Through my employer, where I treat patients in the clinic, I have access to a program called Primal Pictures. I had used this in the past for clinic related marketing presentations and educational materials for patients and other clinicians I have mentored. Looking into the product further, I came to find out that there is a newer version of the program which offered so many more options. A truly unlimited amount of images which can be manipulated into an optimal position depicting the most clear neuroanatomical views I have ever been able to find. Not only does it provide me with the images I need in order to depict the treacherous pathways of the nerves in our body, but it also provides some amazing depictions of the physiological processes that occur within our nervous system to allow for healthy day to day functioning and protection of our bodies.

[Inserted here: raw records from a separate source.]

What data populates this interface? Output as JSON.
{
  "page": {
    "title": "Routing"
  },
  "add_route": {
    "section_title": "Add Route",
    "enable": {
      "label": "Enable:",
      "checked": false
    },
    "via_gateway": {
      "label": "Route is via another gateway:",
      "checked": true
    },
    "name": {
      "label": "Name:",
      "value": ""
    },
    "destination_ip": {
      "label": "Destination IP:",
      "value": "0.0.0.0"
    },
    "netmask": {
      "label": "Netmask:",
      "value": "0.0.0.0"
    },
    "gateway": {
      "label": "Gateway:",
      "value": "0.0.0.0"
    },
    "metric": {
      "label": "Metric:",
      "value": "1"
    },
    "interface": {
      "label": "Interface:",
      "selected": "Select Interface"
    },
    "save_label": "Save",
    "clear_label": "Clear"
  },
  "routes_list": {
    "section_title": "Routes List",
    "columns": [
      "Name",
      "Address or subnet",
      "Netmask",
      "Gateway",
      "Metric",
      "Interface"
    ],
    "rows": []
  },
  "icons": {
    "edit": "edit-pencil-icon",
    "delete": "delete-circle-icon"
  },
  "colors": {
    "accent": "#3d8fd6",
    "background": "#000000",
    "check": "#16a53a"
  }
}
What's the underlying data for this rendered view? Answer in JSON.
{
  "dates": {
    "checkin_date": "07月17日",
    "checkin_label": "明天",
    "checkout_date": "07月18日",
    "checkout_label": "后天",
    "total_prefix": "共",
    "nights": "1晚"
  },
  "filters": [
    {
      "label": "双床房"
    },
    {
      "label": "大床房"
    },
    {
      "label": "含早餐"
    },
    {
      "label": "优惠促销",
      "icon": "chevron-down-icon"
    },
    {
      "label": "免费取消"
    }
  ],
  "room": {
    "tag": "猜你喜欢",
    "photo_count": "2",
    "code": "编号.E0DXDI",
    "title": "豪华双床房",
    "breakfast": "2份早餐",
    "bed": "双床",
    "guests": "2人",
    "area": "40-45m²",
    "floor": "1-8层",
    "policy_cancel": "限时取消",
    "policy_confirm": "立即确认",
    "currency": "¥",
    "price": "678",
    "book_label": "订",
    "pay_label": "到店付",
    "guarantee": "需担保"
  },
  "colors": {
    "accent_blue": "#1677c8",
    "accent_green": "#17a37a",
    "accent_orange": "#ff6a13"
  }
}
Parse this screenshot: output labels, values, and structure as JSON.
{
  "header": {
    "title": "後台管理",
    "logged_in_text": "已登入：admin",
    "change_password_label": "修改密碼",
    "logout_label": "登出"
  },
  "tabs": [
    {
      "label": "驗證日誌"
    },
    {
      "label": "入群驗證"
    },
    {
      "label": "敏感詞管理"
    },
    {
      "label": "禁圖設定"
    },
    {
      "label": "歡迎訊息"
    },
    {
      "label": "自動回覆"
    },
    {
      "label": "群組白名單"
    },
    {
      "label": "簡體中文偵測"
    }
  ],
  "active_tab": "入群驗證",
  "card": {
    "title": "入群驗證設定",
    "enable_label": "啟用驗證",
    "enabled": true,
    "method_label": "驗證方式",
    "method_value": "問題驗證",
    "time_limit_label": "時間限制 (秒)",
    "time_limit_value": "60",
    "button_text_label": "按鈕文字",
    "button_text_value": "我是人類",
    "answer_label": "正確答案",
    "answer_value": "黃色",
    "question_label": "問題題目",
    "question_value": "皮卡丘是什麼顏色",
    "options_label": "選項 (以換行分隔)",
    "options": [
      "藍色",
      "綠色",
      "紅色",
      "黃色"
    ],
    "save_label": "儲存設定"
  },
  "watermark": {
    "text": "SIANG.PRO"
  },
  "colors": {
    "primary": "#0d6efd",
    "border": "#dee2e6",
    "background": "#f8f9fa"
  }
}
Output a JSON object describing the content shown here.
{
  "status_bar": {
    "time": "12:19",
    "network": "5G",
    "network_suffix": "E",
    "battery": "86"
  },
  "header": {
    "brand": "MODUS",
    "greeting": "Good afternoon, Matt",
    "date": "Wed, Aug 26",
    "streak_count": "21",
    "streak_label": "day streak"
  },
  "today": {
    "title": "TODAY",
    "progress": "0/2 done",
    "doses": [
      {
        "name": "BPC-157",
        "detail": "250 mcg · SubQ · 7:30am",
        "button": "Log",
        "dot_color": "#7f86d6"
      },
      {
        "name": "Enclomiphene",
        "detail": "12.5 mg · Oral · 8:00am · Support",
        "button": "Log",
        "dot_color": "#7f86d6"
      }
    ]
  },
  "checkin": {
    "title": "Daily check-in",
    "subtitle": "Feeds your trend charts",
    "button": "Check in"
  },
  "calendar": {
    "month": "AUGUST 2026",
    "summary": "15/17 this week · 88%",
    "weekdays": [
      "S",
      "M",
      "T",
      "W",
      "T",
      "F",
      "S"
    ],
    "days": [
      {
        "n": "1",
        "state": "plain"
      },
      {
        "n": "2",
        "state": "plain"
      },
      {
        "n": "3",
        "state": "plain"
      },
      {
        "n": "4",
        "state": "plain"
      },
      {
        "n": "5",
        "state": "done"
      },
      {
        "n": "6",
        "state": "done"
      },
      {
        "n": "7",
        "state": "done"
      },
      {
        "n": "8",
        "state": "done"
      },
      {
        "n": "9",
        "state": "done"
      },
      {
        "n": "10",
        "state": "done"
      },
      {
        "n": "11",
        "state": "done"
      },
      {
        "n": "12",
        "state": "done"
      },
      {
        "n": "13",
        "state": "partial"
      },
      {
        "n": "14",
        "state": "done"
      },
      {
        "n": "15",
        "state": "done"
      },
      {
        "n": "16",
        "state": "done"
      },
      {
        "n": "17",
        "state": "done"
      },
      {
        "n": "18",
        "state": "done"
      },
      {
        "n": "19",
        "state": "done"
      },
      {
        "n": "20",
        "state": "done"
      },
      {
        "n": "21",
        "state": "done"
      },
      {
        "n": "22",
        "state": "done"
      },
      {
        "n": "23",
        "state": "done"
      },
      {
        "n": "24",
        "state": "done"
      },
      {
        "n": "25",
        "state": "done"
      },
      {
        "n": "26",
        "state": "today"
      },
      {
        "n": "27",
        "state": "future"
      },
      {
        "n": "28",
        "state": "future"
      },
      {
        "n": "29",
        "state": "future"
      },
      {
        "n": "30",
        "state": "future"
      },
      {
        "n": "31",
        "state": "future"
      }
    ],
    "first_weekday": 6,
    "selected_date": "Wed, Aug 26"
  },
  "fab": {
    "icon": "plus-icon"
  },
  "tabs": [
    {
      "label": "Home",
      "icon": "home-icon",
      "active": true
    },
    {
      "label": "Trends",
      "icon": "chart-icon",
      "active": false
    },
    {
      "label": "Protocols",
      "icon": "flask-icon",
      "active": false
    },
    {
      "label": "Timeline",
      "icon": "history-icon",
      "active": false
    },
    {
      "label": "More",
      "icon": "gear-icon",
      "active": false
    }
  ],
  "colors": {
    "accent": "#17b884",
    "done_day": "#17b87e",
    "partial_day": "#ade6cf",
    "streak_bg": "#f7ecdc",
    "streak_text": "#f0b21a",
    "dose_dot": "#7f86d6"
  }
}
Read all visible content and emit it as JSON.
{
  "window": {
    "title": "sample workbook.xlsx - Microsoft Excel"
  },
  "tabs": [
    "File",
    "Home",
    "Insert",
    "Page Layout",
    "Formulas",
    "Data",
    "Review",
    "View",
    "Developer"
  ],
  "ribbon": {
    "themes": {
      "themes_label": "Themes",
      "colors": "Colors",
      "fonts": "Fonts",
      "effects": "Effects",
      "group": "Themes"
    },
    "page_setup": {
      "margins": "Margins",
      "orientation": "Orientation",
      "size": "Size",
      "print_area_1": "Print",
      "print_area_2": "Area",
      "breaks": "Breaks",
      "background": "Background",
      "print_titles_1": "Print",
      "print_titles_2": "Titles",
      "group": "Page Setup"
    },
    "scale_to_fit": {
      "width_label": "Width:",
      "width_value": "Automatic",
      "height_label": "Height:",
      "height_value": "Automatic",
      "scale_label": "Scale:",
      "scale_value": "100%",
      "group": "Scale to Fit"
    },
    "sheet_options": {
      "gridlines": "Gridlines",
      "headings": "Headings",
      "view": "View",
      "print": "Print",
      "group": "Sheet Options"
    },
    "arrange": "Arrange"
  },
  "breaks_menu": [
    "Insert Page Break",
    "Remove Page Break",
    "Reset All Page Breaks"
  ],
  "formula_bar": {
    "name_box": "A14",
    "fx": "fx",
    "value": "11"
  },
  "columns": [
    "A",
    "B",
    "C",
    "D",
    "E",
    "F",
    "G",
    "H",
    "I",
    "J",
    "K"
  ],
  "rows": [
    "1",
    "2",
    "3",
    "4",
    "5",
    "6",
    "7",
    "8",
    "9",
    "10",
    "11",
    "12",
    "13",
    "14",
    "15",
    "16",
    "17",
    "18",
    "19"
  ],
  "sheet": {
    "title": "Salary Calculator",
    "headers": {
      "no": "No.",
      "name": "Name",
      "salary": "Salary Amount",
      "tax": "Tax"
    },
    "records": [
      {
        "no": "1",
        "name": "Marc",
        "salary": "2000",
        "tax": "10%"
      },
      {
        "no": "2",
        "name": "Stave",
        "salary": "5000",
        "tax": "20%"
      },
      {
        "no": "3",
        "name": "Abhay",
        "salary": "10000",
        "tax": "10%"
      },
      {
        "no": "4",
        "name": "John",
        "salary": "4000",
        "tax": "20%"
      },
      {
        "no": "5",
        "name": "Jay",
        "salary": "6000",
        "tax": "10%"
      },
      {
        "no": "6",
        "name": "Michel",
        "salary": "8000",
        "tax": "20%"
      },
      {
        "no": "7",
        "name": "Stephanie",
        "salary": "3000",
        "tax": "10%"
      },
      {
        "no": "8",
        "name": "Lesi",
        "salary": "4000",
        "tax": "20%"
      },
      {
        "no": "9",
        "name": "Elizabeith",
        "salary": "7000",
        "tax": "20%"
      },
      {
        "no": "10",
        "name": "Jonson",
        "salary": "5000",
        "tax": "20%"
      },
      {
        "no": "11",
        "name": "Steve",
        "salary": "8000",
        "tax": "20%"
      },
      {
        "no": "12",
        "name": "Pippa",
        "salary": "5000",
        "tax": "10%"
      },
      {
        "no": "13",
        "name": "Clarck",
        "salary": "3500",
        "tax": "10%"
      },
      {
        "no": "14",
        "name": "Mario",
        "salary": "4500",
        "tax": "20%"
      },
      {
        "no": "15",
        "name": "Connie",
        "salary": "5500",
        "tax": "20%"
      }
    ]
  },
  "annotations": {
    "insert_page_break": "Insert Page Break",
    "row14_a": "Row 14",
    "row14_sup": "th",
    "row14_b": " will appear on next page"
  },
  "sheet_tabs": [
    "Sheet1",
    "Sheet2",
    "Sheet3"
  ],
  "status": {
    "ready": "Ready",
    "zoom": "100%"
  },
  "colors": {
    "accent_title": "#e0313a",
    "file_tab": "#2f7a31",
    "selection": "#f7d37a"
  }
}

I also came across the title of a journal article that I was sure would provide some excellent depictions of neuroanatomy. The article titled, Sectional Neuroanatomy of the Pelvic Floor, provides cross sectional views of both the male and female pelvises. I obtained the article which has an excellent color-coded system, each nerve colored the same as the muscles and skin surface it innervates, going from superior to inferior cross sections. This makes for a clear understanding of each structures anatomical position. It is a great reference when looking at the anatomical relationships to adjacent structures and can help guide palpation skills. The article was more specifically written for physicians to best direct needle procedures/injections in the most accurate location possible when targeting nerves and structures. Neuroanatomy and physiology can be essential to understanding certain patient populations we encounter as we practice pelvic floor rehabilitation. Having clear depictions to refer to can help you provide the best possible base knowledge to your patients as you help them understand the challenges they face and how to overcome them.